友人も筆者も動きやすい格好ではあったのですが、登山用の道具は用意していませんでした。山道では運動着の人もいれば、登山用の靴やリュックサックを身につけている人もいました。中には最近ニュースでよく見る熊対策の鈴をつけている人もいます。
今回は初心者にもおすすめと紹介されていた銀閣寺道ルートを使って登りました。このルートは比較的整備されている印象です。途中で滑りそうになることはなく、階段を登る場面が多かったです。その日の気温は23℃前後だったのですが、森林の中ということもあり最初の方は涼しく感じていました。しかしひたすら階段を登っていくとだんだんと汗をかいてきます。午前10時半に登り始め、毎年8月16日の五山送り火で「大」の字を描くために設けられた点火場所にあたる火床(標高約330メートル)には午前11時40分ごろに到着しました。
2025年10月17日 筆者撮影
ここでしばらく休んでいると、地元の方が声をかけてくれました。近所に住んでいるそうで、如意ヶ嶽によく登っているそうです。京都の歴史にも詳しく、景色を眺めながらお寺の宗派のことや火床の数、美味しいお店、ここで出会った留学生のことなど教えてもらいました。1時間ほど話したあと、これから山頂を目指すと伝えると一緒に向かってくれることになりました。筆者は山のことをほとんど知らないまま来てしまったので、ネットに書いてある道しかわかりませんでした。しかし、山に詳しい方だったのでいつも利用している裏ルートを教えてもらいました。

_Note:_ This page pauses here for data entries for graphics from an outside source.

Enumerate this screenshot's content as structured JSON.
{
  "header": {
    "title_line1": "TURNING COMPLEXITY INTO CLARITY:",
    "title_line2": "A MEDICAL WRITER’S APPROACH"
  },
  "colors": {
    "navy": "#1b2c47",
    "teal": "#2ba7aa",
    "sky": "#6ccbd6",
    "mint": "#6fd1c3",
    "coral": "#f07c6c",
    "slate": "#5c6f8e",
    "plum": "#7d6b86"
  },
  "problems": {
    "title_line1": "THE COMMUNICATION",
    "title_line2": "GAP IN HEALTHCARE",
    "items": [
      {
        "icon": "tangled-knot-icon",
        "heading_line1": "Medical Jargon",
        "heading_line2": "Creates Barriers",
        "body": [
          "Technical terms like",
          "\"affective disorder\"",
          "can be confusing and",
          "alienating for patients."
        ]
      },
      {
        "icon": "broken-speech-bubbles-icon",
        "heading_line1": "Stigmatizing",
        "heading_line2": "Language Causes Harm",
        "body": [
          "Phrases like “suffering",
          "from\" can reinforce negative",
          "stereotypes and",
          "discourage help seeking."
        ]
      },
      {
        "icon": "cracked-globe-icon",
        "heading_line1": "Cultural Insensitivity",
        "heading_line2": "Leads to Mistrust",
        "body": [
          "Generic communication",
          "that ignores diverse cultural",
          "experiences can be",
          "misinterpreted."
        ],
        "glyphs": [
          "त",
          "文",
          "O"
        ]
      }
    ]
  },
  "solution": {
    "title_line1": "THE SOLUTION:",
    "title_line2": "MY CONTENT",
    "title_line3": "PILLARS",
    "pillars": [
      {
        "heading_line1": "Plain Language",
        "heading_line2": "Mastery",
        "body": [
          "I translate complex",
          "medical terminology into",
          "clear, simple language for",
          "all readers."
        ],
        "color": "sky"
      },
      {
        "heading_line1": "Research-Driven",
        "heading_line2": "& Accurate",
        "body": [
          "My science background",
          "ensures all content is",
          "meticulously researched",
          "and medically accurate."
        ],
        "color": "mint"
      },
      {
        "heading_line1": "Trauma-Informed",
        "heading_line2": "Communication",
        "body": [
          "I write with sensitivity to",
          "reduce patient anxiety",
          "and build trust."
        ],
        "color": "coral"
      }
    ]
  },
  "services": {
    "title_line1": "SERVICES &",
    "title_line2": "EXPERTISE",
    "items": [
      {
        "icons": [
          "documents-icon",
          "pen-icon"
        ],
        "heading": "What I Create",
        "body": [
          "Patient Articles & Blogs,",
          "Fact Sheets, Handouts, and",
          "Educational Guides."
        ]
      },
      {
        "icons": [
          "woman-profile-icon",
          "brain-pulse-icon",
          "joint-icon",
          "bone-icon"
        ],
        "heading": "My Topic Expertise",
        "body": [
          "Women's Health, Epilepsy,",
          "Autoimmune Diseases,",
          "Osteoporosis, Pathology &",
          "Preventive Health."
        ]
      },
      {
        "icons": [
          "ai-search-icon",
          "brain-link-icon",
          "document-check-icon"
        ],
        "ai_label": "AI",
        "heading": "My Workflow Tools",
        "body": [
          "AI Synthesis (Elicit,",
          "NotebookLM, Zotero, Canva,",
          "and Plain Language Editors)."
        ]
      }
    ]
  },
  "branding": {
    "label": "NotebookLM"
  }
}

友人や山で出会った方は日頃から運動をしているためか、息が上がっているところを見ませんでした。一方、筆者はすぐに息切れになり体力不足を痛感しました。また山では普段よりも低血糖に備えることが必要です。そう簡単には助けを求められる状況ではないので、携帯しやすいラムネなど常備しておくことがお薦めだそうです。3人で話しながら登ったので1時間半ほどかかりましたが、無事山頂(465メートル)にたどり着くことができました。
2025年10月17日 筆者撮影
山頂では手作りのサンドウィッチをご馳走になり、またしばらくお話ししていました。
普段の休日は課題に追われたりアルバイトをしたり、長時間寝てしまったりすることもあるのですが、自然に触れ、初めて会った人と交流することでリフレッシュできたと思っています。京都ならではの経験ができて大満足な1日になりました。山に登るのはなかなか苦しく感じる場面もありましたが、すれ違う人が「こんにちは」や「もう少しですよ」など声をかけてくれることが多く、励みになっていました。
いま自分が知らない京都がまだまだあることを身にしみて感じています。大学卒業まで半年を切りましたが、残りの日々でも新たなことに挑戦してみたいです。